Horizons ETFs Management (Canada) Inc. offers these through several Total Return Index (TRI) ETFs.
Jeff Lucyk, head of retail sales at Horizons ETFs, says the structure helps investors control when they take gains and better track their investments.
“I call it statement management,” Mr. Lucyk says.
Some advisors will use the TRI ETFs as part of a broader portfolio mix of passive and active investment strategies, he says.
“A lot of them see that it’s hard to beat an index over time, so if you can get [products] at a low fee or that are tax-efficient, that’s a nice core position,” Mr. Lucyk says. “From there, active managers can look to add additional value by selecting stocks that complement those ETF holdings.”
More advisors are also interested in corporate-class funds this year because there are fewer tax-loss harvesting opportunities given markets are up in 2021, he says.
Where should tax efficiency come into play?

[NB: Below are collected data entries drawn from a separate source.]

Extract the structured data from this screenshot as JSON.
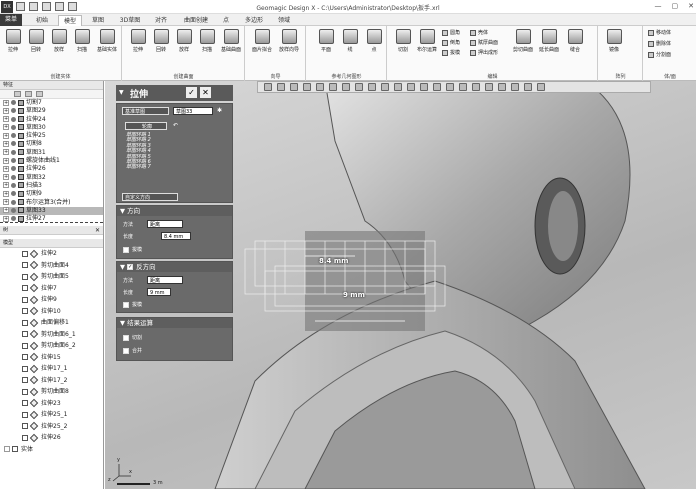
{
  "app": {
    "title": "Geomagic Design X - C:\\Users\\Administrator\\Desktop\\扳手.xrl",
    "logo": "DX",
    "window_controls": [
      "—",
      "▢",
      "✕"
    ]
  },
  "menu_tabs": [
    "菜单",
    "初始",
    "模型",
    "草图",
    "3D草图",
    "对齐",
    "曲面创建",
    "点",
    "多边形",
    "领域"
  ],
  "active_tab": "模型",
  "ribbon": {
    "groups": [
      {
        "label": "创建实体",
        "buttons": [
          "拉伸",
          "回转",
          "放样",
          "扫描",
          "基础实体"
        ]
      },
      {
        "label": "创建曲面",
        "buttons": [
          "拉伸",
          "回转",
          "放样",
          "扫描",
          "基础曲面"
        ]
      },
      {
        "label": "向导",
        "buttons": [
          "面片拟合",
          "放样向导"
        ]
      },
      {
        "label": "参考几何图形",
        "buttons": [
          "平面",
          "线",
          "点"
        ]
      },
      {
        "label": "编辑",
        "buttons": [
          "切割",
          "布尔运算"
        ],
        "small": [
          "圆角",
          "倒角",
          "拔模",
          "壳体",
          "赋厚曲面",
          "押出成形"
        ],
        "extra": [
          "剪切曲面",
          "延长曲面",
          "缝合"
        ]
      },
      {
        "label": "阵列",
        "buttons": [
          "镜像"
        ]
      },
      {
        "label": "体/面",
        "small": [
          "移动体",
          "删除体",
          "分割面"
        ]
      }
    ]
  },
  "feature_panel": {
    "title": "特征",
    "items": [
      {
        "label": "切割7",
        "icon": "cut-icon"
      },
      {
        "label": "草图29",
        "icon": "sketch-icon"
      },
      {
        "label": "拉伸24",
        "icon": "extrude-icon"
      },
      {
        "label": "草图30",
        "icon": "sketch-icon"
      },
      {
        "label": "拉伸25",
        "icon": "extrude-icon"
      },
      {
        "label": "切割8",
        "icon": "cut-icon"
      },
      {
        "label": "草图31",
        "icon": "sketch-icon"
      },
      {
        "label": "螺旋体曲线1",
        "icon": "helix-icon"
      },
      {
        "label": "拉伸26",
        "icon": "extrude-icon"
      },
      {
        "label": "草图32",
        "icon": "sketch-icon"
      },
      {
        "label": "扫描3",
        "icon": "sweep-icon"
      },
      {
        "label": "切割9",
        "icon": "cut-icon"
      },
      {
        "label": "布尔运算3(合并)",
        "icon": "boolean-icon"
      },
      {
        "label": "草图33",
        "icon": "sketch-icon"
      },
      {
        "label": "拉伸27",
        "icon": "extrude-icon"
      }
    ]
  },
  "tree_panel": {
    "title": "树"
  },
  "model_panel": {
    "title": "模型",
    "items": [
      "拉伸2",
      "剪切曲面4",
      "剪切曲面5",
      "拉伸7",
      "拉伸9",
      "拉伸10",
      "曲面偏移1",
      "剪切曲面6_1",
      "剪切曲面6_2",
      "拉伸15",
      "拉伸17_1",
      "拉伸17_2",
      "剪切曲面8",
      "拉伸23",
      "拉伸25_1",
      "拉伸25_2",
      "拉伸26"
    ],
    "footer": "实体"
  },
  "dialog": {
    "title": "拉伸",
    "ok": "✓",
    "cancel": "✕",
    "base_sketch_label": "基准草图",
    "base_sketch_value": "草图33",
    "contour_label": "轮廓",
    "contours": [
      "草图环路 1",
      "草图环路 2",
      "草图环路 3",
      "草图环路 4",
      "草图环路 5",
      "草图环路 6",
      "草图环路 7"
    ],
    "custom_direction": "自定义方向",
    "direction": {
      "title": "方向",
      "method_label": "方法",
      "method_value": "距离",
      "length_label": "长度",
      "length_value": "8.4 mm",
      "draft_label": "拔模"
    },
    "reverse": {
      "title": "反方向",
      "checked": true,
      "method_label": "方法",
      "method_value": "距离",
      "length_label": "长度",
      "length_value": "9 mm",
      "draft_label": "拔模"
    },
    "result": {
      "title": "结果运算",
      "options": [
        "切割",
        "合并"
      ]
    }
  },
  "viewport": {
    "dim1": "8.4 mm",
    "dim2": "9 mm",
    "axis_x": "x",
    "axis_y": "y",
    "axis_z": "z",
    "scale": "3 m"
  }
}
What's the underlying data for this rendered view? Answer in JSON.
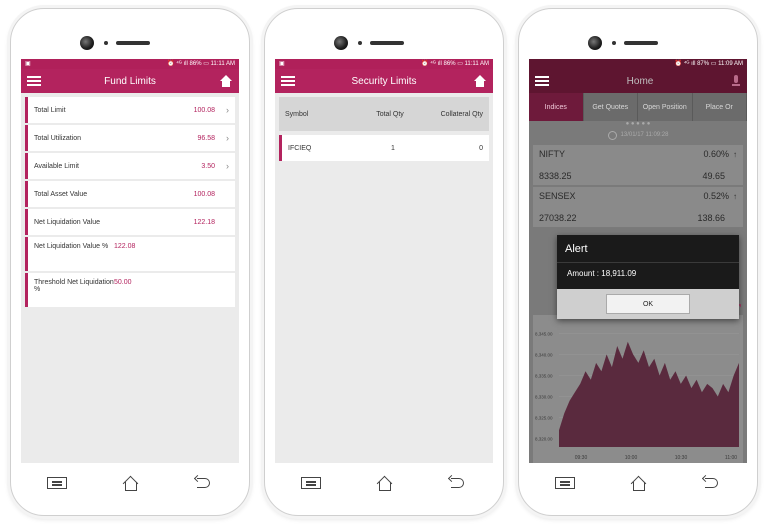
{
  "phones": {
    "fund": {
      "status": {
        "left": "▣",
        "right": "⏰ ⁴ᴳ ıll 86% ▭ 11:11 AM"
      },
      "title": "Fund Limits",
      "rows": [
        {
          "label": "Total Limit",
          "value": "100.08",
          "chevron": true
        },
        {
          "label": "Total Utilization",
          "value": "96.58",
          "chevron": true
        },
        {
          "label": "Available Limit",
          "value": "3.50",
          "chevron": true
        },
        {
          "label": "Total Asset Value",
          "value": "100.08",
          "chevron": false
        },
        {
          "label": "Net Liquidation Value",
          "value": "122.18",
          "chevron": false
        },
        {
          "label": "Net Liquidation Value %",
          "value": "122.08",
          "chevron": false
        },
        {
          "label": "Threshold Net Liquidation %",
          "value": "50.00",
          "chevron": false
        }
      ]
    },
    "security": {
      "status": {
        "left": "▣",
        "right": "⏰ ⁴ᴳ ıll 86% ▭ 11:11 AM"
      },
      "title": "Security Limits",
      "headers": {
        "symbol": "Symbol",
        "total": "Total Qty",
        "collateral": "Collateral Qty"
      },
      "rows": [
        {
          "symbol": "IFCIEQ",
          "total": "1",
          "collateral": "0"
        }
      ]
    },
    "home": {
      "status": {
        "left": "",
        "right": "⏰ ⁴ᴳ ıll 87% ▭ 11:09 AM"
      },
      "title": "Home",
      "tabs": [
        "Indices",
        "Get Quotes",
        "Open Position",
        "Place Or"
      ],
      "timestamp": "13/01/17 11:09:28",
      "indices": [
        {
          "name": "NIFTY",
          "percent": "0.60%",
          "value": "8338.25",
          "change": "49.65"
        },
        {
          "name": "SENSEX",
          "percent": "0.52%",
          "value": "27038.22",
          "change": "138.66"
        }
      ],
      "alert": {
        "title": "Alert",
        "message": "Amount : 18,911.09",
        "ok": "OK"
      },
      "chart_data": {
        "type": "area",
        "y_ticks": [
          "8,345.00",
          "8,340.00",
          "8,335.00",
          "8,330.00",
          "8,325.00",
          "8,320.00"
        ],
        "x_ticks": [
          "09:30",
          "10:00",
          "10:30",
          "11:00"
        ],
        "ylim": [
          8318,
          8347
        ],
        "values": [
          8322,
          8326,
          8329,
          8331,
          8333,
          8336,
          8334,
          8338,
          8336,
          8340,
          8337,
          8342,
          8339,
          8343,
          8340,
          8338,
          8341,
          8337,
          8339,
          8335,
          8338,
          8334,
          8336,
          8333,
          8335,
          8332,
          8334,
          8331,
          8333,
          8332,
          8330,
          8333,
          8331,
          8335,
          8338
        ]
      }
    }
  }
}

While advisors should seek out tax-efficient products for clients, the strategy shouldn’t dictate all investment decisions, says Dan Hallett, vice-president and principal with HighView Financial Group.
“It’s very easy for people to get wrapped up in the tax side of things,” he says. “Advisors do need to be careful – and I think most are pretty good – but clients can push pretty hard around taxation. It’s important to balance that and not have it drive investment decisions.”
Mr. Hallett says portfolio decisions need to be aligned with the client’s financial goals and risk tolerance first, and then tax efficiency can come into play. Otherwise, advisors may be restricting what products they can offer clients, which can impact portfolio performance.
“If you were to go strictly using tax-efficient products for every piece of the portfolio, at least in my experience, you end up with having to sacrifice your first choice from an investment perspective,” he says.
Mr. Hallett says the focus at his firm is often on long-term investments, which means taxes aren’t triggered by quickly getting in and out of investments. His team also looks for products that are more tax efficient.
“Tax efficiency can come from a product’s structure (e.g., mutual fund corporation) or from the underlying strategy (e.g., low turnover, tax overlay),” he says.
Also, advisors need to do their due diligence on products promoted as tax-efficient to validate any claimed tax advantage, while not all will be the right fit for the client.
Another key factor to consider is that tax-efficient funds may not perform as well as other securities, even if they are tax-efficient, Mr. Hallett says.
“It’s not a guarantee that it’s always going to deliver huge benefits relative to other investments,” he says.